Alors qu’une campagne de recensement va démarrer en Occitanie, les derniers chiffres de l’Insee témoignent du dynamisme de la population qui atteint 5,83 millions de personnes. Avec cependant quelques nuances, comme l’explique la directrice régionale de l’institut Caroline (...)

Caroline Jamet, vous êtes directrice régionale Occitanie de l’Insee. Quel est l’objectif de ce recensement ?
L’objectif est de recenser les populations légales car ce sont sur ces chiffres que sont attribuées les DGF (dotations globales de fonctionnement) aux communes. Ensuite les chiffres du recensement permettent de disposer d’informations précises sur la composition des ménages et des familles qui servent ensuite à acter la mise en place de nouveaux équipements ou d’infrastructures de transport.

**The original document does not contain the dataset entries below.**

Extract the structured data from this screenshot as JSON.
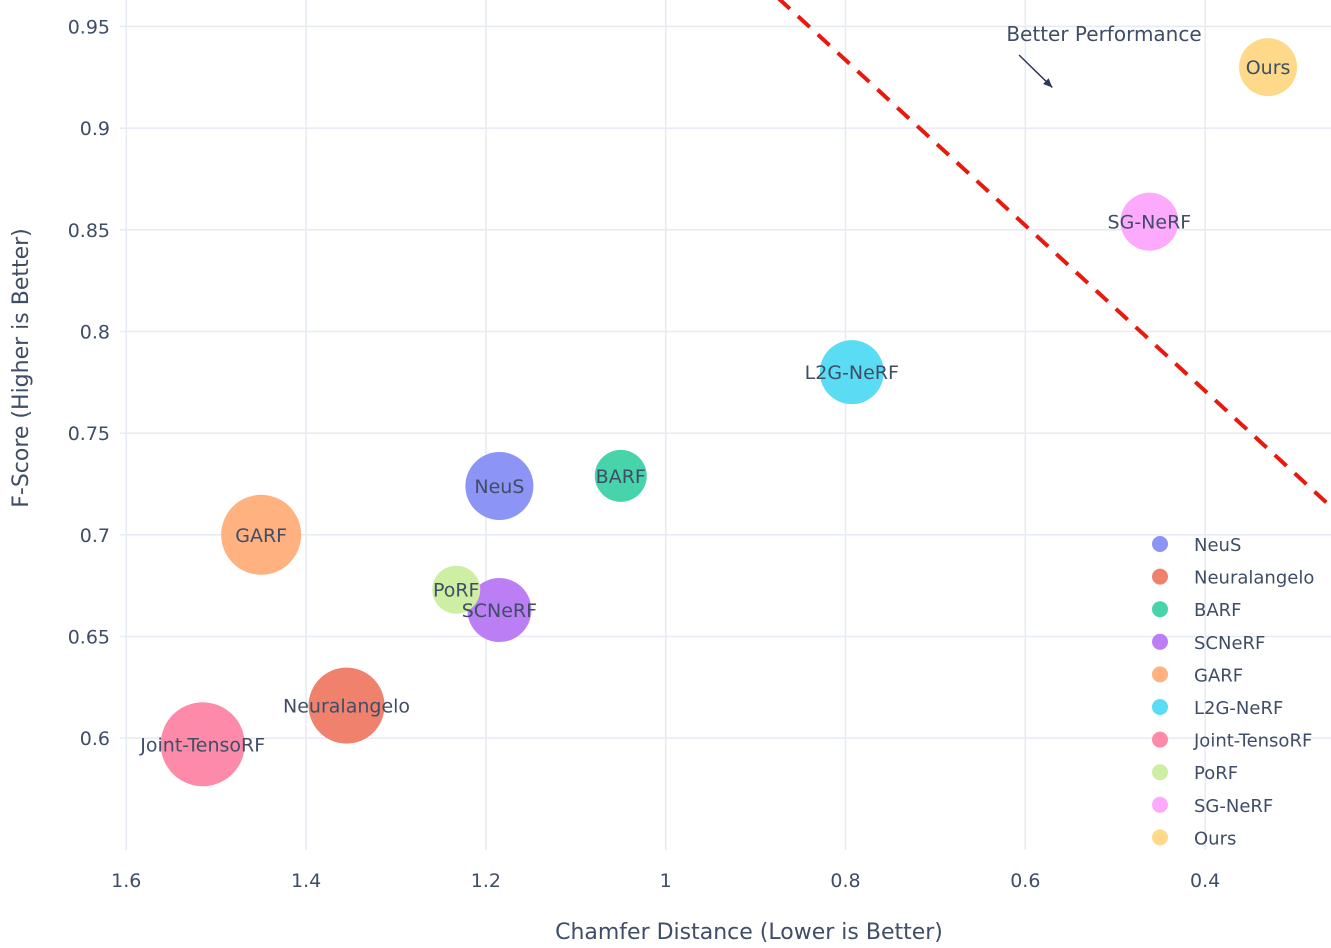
{
  "chart_data": {
    "type": "scatter",
    "xlabel": "Chamfer Distance (Lower is Better)",
    "ylabel": "F-Score (Higher is Better)",
    "xlim": [
      1.607,
      0.26
    ],
    "ylim": [
      0.545,
      0.963
    ],
    "x_reversed": true,
    "grid": true,
    "legend_position": "bottom-right",
    "x_ticks": [
      {
        "value": 1.6,
        "label": "1.6"
      },
      {
        "value": 1.4,
        "label": "1.4"
      },
      {
        "value": 1.2,
        "label": "1.2"
      },
      {
        "value": 1.0,
        "label": "1"
      },
      {
        "value": 0.8,
        "label": "0.8"
      },
      {
        "value": 0.6,
        "label": "0.6"
      },
      {
        "value": 0.4,
        "label": "0.4"
      }
    ],
    "y_ticks": [
      {
        "value": 0.95,
        "label": "0.95"
      },
      {
        "value": 0.9,
        "label": "0.9"
      },
      {
        "value": 0.85,
        "label": "0.85"
      },
      {
        "value": 0.8,
        "label": "0.8"
      },
      {
        "value": 0.75,
        "label": "0.75"
      },
      {
        "value": 0.7,
        "label": "0.7"
      },
      {
        "value": 0.65,
        "label": "0.65"
      },
      {
        "value": 0.6,
        "label": "0.6"
      }
    ],
    "series": [
      {
        "name": "NeuS",
        "x": 1.185,
        "y": 0.724,
        "size": 34,
        "color": "#8c94f5"
      },
      {
        "name": "Neuralangelo",
        "x": 1.355,
        "y": 0.616,
        "size": 38,
        "color": "#ef816d"
      },
      {
        "name": "BARF",
        "x": 1.05,
        "y": 0.729,
        "size": 26,
        "color": "#48d4aa"
      },
      {
        "name": "SCNeRF",
        "x": 1.185,
        "y": 0.663,
        "size": 32,
        "color": "#bb7ef5"
      },
      {
        "name": "GARF",
        "x": 1.45,
        "y": 0.7,
        "size": 40,
        "color": "#ffb17f"
      },
      {
        "name": "L2G-NeRF",
        "x": 0.793,
        "y": 0.78,
        "size": 32,
        "color": "#5adcf5"
      },
      {
        "name": "Joint-TensoRF",
        "x": 1.515,
        "y": 0.597,
        "size": 42,
        "color": "#fc8aa8"
      },
      {
        "name": "PoRF",
        "x": 1.233,
        "y": 0.673,
        "size": 24,
        "color": "#cdeea3"
      },
      {
        "name": "SG-NeRF",
        "x": 0.462,
        "y": 0.854,
        "size": 29,
        "color": "#fdaafd"
      },
      {
        "name": "Ours",
        "x": 0.33,
        "y": 0.93,
        "size": 29,
        "color": "#fed98a"
      }
    ],
    "reference_line": {
      "x": [
        0.875,
        0.263
      ],
      "y": 0.964,
      "y_end": 0.715,
      "color": "#e8190f",
      "style": "dashed"
    },
    "annotation": {
      "text": "Better Performance",
      "x": 0.6,
      "y": 0.95,
      "arrow_to": [
        0.57,
        0.92
      ]
    }
  }
}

Quelle est la situation de la région d’Occitanie ?
L’Occitanie est dynamique car elle possède deux métropoles. Sur la période 2011/2016 elle enregistre une augmentation de population de 0,8%, soit 47.000 habitants, ce qui représente l’équivalent d’une ville comme Albi en plus sur le territoire. Même si on enregistre un léger tassement par rapport à la période précédente (+1% de population entre 2006 et 2011), cette augmentation est deux fois plus importante qu’au niveau national ! Enfin les deux capitales de la région voient leur population augmenter : Toulouse a gagné 5600 habitants par an (+1,3%) sur la période 2011/2016, +9400 habitants pour la Métropole, tandis qu’à Montpellier, c’est + 3000 habitants pour la ville et + 7650 habitants au niveau de la Métropole soit une augmentation de 1,7%.

Cette attractivité se retrouve autour des métropoles ?
Le bilan est contrasté. Les inercommunalités autour de Montpellier affichent un gain de population, tandis que celles situées près de Toulouse affichent des résultats différents. Certaines enregistrent des augmentations (Sicoval, Save Touch, Coteaux de Bellevue), tandis que d’autres (Muretain, Frontonnais, Terres du Lauragais) voient leur population augmenter mais de façon moins importante. Par exemple sur la communauté Save, Garonne et Coteaux de Cadours, on enregistre une baisse de 2% de la population.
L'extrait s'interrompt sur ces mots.